1. Visit a Maritime Museum:

There are plenty of Maritime Museums within the watershed that are open year round. Maritime Museums are a great way to see all the joys that the Chesapeake has to offer — for example, explore the exhibit on oystering at the Chesapeake Bay Maritime Museum in St. Michael’s Maryland, or check out what they are working on at the boat shop at the Havre de Grace Maritime Museum. In addition to the Maritime Museums in Havre de Grace and St. Michaels, there is also the Annapolis Maritime Museum and the Calvert Marine Museum in Maryland, as well as the Deltaville Maritime Museum in Virginia.

Havre de Grace Decoy Museum (Photo by Chesapeake Bay Program)

2. Look at Winter Wildlife

Brave the outdoors by going to one of the national wildlife refuges open year round to see some of the magical sights of Chesapeake wildlife in winter. Assateague Island National Seashore located in Berlin, MD is open 24/7, stopping nobody from checking out the famous wild ponies even if there is snow. Blackwater National Wildlife Refuge located near Cambridge, MD was creating in 1933 as a waterfowl sanctuary for birds. Check out the beautiful scenery and winter birds while it is less crowded in the winter.

Blackwater National Wildlife Refuge in Dorchester County, Md. (Photo by Chesapeake Bay Program)

3. Explore Touristy Towns

If you are someone who doesn’t enjoy crowds, but loves to see new places, consider visiting one of the many cute and normally touristy towns in the Chesapeake Bay watershed. For example, St.
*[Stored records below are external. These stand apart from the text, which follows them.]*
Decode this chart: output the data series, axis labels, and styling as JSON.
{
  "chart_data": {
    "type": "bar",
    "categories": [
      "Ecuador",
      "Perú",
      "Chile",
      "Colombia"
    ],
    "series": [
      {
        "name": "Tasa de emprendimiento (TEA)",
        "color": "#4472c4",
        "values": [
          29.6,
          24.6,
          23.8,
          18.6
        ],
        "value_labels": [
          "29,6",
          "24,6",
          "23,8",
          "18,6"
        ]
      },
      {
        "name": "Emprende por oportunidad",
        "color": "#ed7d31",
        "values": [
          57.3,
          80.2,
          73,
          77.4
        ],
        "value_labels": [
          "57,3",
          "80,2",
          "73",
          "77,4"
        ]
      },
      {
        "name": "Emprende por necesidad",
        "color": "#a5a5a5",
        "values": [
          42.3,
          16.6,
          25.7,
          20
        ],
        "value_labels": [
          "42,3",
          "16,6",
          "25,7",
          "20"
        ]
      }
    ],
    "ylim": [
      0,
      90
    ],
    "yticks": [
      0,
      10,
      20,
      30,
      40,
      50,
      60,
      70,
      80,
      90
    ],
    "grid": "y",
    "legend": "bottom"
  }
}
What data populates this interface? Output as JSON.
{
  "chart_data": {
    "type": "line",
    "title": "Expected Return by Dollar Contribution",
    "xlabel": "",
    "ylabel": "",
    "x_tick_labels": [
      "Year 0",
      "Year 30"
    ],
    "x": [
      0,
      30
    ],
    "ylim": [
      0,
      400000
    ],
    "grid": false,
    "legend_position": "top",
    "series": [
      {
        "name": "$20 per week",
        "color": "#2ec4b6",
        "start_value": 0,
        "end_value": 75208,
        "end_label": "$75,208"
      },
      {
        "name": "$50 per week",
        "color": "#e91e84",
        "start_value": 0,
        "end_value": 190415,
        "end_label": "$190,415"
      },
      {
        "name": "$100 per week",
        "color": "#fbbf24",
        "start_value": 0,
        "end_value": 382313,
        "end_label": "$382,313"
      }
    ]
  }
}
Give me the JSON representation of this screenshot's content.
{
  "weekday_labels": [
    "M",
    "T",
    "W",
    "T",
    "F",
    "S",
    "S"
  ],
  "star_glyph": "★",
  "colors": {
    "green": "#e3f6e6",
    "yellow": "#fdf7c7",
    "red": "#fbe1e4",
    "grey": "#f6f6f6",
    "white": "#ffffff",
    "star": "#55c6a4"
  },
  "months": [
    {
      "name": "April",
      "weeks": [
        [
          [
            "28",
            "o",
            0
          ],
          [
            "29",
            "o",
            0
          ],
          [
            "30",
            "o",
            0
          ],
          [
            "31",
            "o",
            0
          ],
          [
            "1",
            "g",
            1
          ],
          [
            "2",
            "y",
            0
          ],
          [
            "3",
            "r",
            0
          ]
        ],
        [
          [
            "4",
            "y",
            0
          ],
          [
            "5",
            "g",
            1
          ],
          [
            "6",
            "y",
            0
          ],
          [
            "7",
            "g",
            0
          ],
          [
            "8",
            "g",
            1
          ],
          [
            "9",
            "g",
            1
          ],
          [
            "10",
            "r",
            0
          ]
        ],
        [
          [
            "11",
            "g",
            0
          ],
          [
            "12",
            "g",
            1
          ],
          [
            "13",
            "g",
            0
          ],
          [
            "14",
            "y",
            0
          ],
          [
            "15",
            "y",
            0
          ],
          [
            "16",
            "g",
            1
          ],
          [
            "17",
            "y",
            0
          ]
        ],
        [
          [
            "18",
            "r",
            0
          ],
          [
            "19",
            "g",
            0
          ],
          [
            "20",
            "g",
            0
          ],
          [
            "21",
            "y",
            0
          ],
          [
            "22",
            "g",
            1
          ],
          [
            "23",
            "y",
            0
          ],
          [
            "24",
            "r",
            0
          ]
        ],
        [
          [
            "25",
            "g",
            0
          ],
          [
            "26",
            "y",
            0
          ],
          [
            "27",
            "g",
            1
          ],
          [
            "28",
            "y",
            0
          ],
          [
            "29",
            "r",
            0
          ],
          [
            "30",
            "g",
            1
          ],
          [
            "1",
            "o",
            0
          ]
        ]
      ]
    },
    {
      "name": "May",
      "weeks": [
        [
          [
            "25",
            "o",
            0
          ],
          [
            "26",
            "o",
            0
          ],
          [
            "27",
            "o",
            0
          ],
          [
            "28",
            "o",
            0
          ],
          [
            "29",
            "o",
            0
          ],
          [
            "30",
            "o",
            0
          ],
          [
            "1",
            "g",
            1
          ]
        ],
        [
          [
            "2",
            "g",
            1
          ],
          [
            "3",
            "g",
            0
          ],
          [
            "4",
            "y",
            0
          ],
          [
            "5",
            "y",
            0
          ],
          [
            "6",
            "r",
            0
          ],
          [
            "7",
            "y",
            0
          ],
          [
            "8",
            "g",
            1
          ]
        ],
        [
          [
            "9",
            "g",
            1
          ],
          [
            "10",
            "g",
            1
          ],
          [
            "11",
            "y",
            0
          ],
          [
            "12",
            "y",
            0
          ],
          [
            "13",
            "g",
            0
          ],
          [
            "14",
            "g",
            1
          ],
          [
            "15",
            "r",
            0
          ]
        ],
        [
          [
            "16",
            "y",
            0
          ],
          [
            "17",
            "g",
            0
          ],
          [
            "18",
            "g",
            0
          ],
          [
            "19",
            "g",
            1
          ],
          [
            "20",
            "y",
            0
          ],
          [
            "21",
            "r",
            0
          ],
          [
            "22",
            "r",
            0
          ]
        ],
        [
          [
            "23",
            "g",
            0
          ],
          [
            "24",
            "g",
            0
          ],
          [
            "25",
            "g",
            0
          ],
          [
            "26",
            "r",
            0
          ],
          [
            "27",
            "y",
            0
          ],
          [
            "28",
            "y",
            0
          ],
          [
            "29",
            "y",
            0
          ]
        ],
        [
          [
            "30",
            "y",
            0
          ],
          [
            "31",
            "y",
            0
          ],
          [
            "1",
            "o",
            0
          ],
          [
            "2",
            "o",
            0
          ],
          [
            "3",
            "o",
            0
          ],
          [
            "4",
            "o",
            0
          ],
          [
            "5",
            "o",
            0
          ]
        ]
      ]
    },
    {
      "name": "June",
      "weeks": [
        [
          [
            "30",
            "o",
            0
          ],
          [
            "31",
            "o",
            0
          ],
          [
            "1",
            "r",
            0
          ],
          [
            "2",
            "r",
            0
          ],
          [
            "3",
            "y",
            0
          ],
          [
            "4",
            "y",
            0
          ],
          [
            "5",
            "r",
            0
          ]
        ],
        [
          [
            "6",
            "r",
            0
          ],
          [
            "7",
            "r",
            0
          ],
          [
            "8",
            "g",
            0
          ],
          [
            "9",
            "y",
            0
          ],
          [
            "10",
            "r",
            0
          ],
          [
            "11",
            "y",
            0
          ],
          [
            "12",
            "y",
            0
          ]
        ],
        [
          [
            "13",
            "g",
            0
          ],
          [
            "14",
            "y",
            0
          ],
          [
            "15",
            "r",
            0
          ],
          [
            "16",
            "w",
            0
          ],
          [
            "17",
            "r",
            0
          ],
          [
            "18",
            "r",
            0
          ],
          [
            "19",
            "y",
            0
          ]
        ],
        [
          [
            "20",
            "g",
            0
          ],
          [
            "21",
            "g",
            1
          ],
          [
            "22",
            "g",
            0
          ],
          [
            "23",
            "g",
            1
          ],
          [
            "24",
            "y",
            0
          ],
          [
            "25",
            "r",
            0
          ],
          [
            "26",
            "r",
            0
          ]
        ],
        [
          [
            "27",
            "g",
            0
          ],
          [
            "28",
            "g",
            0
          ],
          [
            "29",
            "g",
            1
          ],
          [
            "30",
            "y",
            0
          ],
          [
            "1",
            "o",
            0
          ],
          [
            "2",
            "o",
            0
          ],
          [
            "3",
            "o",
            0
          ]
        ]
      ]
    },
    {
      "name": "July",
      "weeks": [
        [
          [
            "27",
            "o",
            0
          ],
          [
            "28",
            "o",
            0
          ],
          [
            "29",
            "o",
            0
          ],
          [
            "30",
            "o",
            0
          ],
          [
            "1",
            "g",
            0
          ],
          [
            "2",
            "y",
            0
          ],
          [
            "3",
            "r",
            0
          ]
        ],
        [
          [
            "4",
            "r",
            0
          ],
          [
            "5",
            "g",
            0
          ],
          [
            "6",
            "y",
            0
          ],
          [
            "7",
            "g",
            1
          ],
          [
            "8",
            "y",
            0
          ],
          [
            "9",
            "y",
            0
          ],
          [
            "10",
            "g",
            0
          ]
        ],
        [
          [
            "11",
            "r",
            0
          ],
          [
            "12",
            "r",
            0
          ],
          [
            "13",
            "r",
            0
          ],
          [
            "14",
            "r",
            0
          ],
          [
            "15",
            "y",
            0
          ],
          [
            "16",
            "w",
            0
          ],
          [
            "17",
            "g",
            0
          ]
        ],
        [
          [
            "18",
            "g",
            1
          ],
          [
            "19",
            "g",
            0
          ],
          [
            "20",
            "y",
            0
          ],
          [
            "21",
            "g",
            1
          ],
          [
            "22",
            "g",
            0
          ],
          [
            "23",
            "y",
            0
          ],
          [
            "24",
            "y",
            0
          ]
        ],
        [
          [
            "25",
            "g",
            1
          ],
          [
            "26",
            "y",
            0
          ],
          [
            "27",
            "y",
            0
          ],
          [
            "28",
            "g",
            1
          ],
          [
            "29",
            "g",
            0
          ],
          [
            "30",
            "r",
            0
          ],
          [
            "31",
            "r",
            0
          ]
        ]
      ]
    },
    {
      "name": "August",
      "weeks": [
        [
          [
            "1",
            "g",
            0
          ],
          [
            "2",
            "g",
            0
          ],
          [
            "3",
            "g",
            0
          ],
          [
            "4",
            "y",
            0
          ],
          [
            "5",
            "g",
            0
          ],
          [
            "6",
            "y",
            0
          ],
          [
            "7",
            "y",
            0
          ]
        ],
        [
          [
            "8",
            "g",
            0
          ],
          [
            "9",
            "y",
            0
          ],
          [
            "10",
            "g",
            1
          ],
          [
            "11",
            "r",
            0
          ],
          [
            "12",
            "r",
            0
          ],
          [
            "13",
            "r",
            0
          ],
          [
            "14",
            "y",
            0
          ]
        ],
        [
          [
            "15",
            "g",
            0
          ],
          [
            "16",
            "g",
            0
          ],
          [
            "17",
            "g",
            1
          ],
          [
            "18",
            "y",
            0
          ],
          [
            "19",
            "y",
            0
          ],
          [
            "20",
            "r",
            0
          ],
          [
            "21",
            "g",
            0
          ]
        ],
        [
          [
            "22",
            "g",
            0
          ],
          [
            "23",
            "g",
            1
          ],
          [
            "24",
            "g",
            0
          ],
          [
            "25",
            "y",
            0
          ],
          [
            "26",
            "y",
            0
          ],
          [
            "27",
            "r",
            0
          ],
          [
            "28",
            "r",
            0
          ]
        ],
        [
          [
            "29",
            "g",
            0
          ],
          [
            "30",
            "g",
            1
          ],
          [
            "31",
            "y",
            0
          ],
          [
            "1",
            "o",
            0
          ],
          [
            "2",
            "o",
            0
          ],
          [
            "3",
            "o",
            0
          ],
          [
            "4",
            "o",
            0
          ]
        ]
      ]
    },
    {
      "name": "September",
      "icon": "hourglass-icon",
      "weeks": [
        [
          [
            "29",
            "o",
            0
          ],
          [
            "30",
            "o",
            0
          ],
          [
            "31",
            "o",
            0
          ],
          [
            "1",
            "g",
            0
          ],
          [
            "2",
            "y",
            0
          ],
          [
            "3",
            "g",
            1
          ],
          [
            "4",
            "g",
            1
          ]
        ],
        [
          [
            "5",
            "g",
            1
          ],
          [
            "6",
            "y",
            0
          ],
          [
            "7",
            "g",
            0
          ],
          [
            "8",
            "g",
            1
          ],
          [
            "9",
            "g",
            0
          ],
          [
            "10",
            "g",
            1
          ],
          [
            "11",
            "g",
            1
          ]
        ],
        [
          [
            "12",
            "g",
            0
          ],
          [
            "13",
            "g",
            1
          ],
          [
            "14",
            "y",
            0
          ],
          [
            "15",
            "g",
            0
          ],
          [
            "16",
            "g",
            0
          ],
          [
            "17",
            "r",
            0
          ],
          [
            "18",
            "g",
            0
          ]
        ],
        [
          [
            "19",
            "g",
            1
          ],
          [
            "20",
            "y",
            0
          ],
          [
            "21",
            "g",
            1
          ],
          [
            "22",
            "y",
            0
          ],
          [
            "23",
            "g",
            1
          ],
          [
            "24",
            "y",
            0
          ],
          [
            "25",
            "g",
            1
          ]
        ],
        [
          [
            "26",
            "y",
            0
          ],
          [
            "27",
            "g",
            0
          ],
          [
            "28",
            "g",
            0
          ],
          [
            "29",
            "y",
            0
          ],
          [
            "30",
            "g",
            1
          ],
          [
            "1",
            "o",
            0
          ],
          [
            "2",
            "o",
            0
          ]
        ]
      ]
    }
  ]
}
Michaels, MD along with the Maritime Museum has great restaurants, a brewery, winery, and distillery to try, as well as a main street full of local shops and galleries. Other small water towns to consider in Maryland include, Easton, Oxford, Cambridge, Chesapeake City, and Havre De Grace. On the Virginia coast there is Cape Charles, Norfolk, Onancock, Smithfield, Yorktown, as well as many other activity filled towns. In Pennsylvania there are a great collection of small historic towns along the Susquehanna, including Lancaster, Lititz, Wrightsville, Renovo, Lewisburg, and Wyalusing.

Columbia is a town of roughly 10,000 people on the Susquehanna River in Lancaster County, Pa. (Photo by Chesapeake Bay Program/Will Parson)

 4. Winter Wonderland Hikes 

There are plenty of parks that remain open in the winter if you’re the mood for some great views and some good exercise. Catoctin Mountain Park and Cunningham Falls State Park in Thurmont, MD and Hills Creek State Park in Tioga County, PA or great places for either a winter hike or for cross country skiing. For breathtaking mountain views check out Loyalsock State Forest near Williamsport, PA or Shenandoah National Park in Front Royal, VA.